My security trainer told a story of when he went to his gym and over heard a guy talking to a fried about where he worked. (This was some time ago when people were not QUITE as concious about security as they should have been.) He didnt mention what he did. mention the place by name or too many specifics. But he could tell from some of the bits he did say that he worked in the building. So he waited for him to leave. took a note of the registration number of his car. Then when he got into work looked up his reg number which was recorded when he comes in the gates and cross referenced it with his security pass. Took his name and went and found his desk. He said he sat down next to him. introduced himself and asked him how how his session at the gym was. Which got a confused reaction. He didnt get a strike. But got given a sturn warning to be more carefull about exactly what he said in public places.

It's largely performative

My comment Insta-banned on (r/worldnews) immediately (RE: TikTok banned on UK Gov phones): To not be spied on with a phone, you need Third Party Open Source Operating System on the device! You'd also need to have access and control over the Hardware Coding! The BIOS/equivalent can be the spying system. Does anyone understand how devices work anymore? There are layers of the device that can be compromised. The greatest spying apps are Apple iOS and Android OS, throw in Windows OS, Mac OS... There should have been a wave of Unix and Linux uptake when we all still stood a chance of avoiding a surveillance society.

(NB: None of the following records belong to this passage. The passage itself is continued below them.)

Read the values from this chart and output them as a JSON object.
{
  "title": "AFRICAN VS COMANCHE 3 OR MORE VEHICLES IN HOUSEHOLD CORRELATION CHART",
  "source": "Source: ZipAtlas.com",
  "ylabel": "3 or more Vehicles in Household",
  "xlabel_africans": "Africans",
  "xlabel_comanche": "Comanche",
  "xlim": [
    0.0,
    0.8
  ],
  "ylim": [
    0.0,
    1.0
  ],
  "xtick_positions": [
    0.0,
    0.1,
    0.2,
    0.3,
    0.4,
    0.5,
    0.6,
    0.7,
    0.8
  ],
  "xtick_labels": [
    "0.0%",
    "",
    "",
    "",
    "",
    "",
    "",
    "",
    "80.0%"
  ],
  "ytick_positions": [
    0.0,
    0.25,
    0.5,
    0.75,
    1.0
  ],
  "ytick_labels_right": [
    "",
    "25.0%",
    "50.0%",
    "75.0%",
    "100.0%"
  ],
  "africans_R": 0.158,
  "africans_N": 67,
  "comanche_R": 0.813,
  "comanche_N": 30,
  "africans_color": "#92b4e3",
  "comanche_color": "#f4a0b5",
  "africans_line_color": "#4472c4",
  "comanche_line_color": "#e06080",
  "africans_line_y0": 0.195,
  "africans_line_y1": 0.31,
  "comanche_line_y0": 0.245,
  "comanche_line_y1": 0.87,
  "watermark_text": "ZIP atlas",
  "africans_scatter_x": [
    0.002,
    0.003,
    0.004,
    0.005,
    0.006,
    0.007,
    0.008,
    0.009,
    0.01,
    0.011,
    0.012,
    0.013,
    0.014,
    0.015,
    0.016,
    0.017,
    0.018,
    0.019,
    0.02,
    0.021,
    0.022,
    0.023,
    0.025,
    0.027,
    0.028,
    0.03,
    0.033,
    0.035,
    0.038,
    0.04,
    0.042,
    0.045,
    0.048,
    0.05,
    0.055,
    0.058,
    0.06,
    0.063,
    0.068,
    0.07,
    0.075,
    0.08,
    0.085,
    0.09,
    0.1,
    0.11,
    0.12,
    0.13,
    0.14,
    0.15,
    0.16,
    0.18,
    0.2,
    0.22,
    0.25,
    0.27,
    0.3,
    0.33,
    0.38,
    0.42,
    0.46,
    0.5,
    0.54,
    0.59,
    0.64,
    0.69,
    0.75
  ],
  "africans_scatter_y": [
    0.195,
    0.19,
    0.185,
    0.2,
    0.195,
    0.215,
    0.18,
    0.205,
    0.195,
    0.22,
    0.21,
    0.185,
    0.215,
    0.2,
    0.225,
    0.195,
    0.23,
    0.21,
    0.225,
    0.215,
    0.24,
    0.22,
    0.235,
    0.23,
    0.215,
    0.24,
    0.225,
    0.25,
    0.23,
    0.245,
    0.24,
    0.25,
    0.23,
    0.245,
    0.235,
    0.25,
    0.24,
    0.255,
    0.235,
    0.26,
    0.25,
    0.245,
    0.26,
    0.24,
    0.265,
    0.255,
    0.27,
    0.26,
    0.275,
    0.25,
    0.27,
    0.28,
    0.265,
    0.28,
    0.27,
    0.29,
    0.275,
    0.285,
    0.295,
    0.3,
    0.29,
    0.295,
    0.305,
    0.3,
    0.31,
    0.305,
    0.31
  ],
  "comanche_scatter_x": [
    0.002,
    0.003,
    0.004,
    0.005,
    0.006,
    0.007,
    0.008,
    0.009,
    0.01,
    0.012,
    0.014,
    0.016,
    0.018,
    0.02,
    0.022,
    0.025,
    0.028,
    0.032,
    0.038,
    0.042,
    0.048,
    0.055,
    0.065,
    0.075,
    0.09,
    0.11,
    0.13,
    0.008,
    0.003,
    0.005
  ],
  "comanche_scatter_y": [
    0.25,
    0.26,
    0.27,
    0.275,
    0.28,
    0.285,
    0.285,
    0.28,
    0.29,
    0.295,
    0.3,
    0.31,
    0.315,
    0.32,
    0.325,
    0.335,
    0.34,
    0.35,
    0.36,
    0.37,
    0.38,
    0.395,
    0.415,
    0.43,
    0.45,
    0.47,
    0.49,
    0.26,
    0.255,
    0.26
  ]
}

YOUR DEVICE IS SPYING ON YOU 24/7, it's embedded in the root of the device/system!!!

P.s. Any crystal/antennae hardware in your device can be used to pick up sound and embed it in the WiFi signal itself. If you want to find sneaky, think sneaky.

Use reddit to catch when a comment is shadow banned immediately that you might be into a very real truth. Post a good theory and see if they are being sponsored to block that idea. Check by using a incognito tab to check the same feed. I know it's 'Reddit' but it's excellent fishing, especially in Worldnews threads! Modded by Shills for the psychotic agenda engines of nightmare futures usually.